The gambling spark is even more sought after today than it was less than a decade ago. That’s because gambling is everywhere. Not just promotions with gambling themes. Real, live gambling. And, it’s increasingly legal throughout the U.S. Concerns about the “gambling instinct” or the “public nuisance” of gambling seem quaint when we have online casinos and sports books advertising constantly and where states are heavily invested in building out their licensing regimes to accommodate the demand for gaming.

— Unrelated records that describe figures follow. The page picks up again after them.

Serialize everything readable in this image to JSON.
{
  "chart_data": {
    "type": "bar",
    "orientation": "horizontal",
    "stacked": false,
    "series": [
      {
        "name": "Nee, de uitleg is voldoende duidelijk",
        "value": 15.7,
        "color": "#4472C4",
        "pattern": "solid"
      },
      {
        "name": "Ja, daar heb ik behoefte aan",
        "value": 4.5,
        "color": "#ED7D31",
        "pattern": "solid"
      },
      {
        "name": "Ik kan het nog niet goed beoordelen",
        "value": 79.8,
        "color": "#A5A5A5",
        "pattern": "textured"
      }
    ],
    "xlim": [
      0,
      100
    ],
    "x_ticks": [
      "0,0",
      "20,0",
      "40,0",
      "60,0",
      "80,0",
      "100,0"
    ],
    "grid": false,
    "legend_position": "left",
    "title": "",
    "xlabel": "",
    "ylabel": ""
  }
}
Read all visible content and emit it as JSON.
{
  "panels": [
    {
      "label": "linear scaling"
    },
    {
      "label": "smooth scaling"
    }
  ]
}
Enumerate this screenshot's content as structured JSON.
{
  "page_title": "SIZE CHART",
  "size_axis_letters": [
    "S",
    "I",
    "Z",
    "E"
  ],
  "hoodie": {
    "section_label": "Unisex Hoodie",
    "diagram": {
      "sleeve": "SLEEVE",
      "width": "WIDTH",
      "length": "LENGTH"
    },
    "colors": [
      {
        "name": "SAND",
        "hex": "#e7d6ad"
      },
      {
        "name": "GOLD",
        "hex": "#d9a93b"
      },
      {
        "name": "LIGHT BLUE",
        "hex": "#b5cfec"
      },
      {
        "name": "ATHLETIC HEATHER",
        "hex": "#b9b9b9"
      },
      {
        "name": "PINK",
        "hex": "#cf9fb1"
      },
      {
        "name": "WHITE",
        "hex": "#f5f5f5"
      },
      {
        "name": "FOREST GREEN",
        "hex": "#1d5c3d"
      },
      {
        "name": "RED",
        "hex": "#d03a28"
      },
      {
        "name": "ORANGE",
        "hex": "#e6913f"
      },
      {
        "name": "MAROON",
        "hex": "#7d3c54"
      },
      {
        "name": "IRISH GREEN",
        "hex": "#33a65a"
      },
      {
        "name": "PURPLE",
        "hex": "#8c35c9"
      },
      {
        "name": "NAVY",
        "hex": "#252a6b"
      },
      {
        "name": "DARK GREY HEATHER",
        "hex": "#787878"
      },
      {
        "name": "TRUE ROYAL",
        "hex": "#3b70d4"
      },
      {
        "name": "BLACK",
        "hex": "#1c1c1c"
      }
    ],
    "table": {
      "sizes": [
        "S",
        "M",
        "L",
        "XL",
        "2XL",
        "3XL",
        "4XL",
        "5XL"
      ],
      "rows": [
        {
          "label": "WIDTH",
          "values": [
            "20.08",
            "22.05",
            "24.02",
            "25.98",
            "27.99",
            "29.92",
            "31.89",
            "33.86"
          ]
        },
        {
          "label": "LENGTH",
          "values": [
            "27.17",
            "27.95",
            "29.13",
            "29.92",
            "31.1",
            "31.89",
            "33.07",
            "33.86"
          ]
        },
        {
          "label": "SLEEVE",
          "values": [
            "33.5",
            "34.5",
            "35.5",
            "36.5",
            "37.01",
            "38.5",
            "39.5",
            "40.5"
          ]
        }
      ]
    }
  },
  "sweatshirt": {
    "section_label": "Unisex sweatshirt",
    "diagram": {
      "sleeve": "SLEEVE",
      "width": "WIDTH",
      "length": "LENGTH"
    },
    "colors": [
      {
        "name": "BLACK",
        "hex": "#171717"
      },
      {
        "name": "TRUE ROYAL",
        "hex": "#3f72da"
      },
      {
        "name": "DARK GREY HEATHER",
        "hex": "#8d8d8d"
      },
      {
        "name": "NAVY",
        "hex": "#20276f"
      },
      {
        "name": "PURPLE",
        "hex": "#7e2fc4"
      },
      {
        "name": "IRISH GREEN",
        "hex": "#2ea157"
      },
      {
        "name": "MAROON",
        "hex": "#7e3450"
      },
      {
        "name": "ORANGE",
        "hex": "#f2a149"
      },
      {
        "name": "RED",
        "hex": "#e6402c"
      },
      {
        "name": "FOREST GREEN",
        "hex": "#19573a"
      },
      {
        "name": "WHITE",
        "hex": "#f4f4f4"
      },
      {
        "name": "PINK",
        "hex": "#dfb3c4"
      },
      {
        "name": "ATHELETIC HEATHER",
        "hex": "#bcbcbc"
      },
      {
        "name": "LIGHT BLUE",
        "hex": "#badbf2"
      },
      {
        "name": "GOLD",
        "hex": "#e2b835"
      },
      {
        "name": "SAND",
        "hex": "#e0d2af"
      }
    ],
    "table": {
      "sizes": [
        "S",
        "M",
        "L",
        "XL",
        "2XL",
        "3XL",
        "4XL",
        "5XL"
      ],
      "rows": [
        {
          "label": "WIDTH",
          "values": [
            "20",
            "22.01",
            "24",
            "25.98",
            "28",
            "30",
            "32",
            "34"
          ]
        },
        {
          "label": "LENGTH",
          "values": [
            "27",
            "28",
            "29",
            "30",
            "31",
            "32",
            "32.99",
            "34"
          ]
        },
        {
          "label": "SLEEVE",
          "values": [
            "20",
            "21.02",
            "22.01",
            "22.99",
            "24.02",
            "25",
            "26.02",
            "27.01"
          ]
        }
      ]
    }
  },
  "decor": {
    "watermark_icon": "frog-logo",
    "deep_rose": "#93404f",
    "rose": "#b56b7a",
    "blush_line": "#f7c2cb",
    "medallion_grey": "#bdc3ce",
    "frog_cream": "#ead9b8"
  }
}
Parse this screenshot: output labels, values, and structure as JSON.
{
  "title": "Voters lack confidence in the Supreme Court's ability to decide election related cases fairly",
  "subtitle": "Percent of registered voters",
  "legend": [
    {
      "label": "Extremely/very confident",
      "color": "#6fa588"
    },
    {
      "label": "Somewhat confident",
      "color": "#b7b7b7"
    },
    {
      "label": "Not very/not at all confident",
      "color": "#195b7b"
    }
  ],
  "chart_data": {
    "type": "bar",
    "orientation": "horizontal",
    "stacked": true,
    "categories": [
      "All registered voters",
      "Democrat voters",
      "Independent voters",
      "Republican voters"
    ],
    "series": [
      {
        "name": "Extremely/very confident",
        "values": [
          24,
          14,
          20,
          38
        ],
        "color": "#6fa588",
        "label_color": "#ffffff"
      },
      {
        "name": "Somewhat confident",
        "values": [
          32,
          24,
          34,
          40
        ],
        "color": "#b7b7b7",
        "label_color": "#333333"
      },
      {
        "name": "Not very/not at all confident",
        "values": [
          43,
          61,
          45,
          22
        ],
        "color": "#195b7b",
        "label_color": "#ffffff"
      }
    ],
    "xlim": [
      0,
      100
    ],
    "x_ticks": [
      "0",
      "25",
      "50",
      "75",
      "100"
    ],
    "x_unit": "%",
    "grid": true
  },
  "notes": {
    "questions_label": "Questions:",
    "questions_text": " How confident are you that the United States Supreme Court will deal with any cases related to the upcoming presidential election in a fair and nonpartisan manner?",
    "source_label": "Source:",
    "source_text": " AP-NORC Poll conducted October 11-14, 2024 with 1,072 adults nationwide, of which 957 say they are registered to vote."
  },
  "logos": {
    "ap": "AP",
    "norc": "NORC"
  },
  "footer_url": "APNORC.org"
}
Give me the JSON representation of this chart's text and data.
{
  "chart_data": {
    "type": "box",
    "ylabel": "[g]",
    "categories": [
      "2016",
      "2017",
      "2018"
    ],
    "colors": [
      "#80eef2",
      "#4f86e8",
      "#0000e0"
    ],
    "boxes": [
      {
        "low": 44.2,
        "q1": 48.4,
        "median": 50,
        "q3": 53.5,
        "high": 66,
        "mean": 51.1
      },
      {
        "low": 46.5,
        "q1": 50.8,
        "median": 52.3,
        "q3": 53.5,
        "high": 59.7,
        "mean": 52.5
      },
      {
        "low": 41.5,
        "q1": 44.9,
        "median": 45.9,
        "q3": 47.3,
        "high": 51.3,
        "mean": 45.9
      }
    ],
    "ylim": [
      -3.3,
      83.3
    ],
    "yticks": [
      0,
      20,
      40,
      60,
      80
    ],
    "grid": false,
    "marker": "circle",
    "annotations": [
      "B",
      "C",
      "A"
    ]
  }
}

There are video games that offer real-world prizes and allow for money payments to play games ostensibly consisting of skill-based activities. These “social” games are sometimes licensed as gaming devices depending on how they operate and the individual state, and sometimes they are simply played on your phone, linked to a bank account, and played for real money. As described in the Post article, some so-called “sweepstakes games” purport to offer “free” games of chance for real-world prizes, using “free” tokens obtained with the purchase of other in-game tokens that can be used for playing games of chance that do not award real-world prizes. Such “free” tokens usually can be obtained without purchase with an “alternative method of entry.” Thus, on the surface the traditional “open participation” model of a traditional commercial sweepstakes is being used to create the impression of mere promotion marketing. But, as the article relates, the structure of such “sweepstakes games” appears to be a hair’s breadth away from virtually unregulated online gaming, with all of the attendant social and potentially legal implications.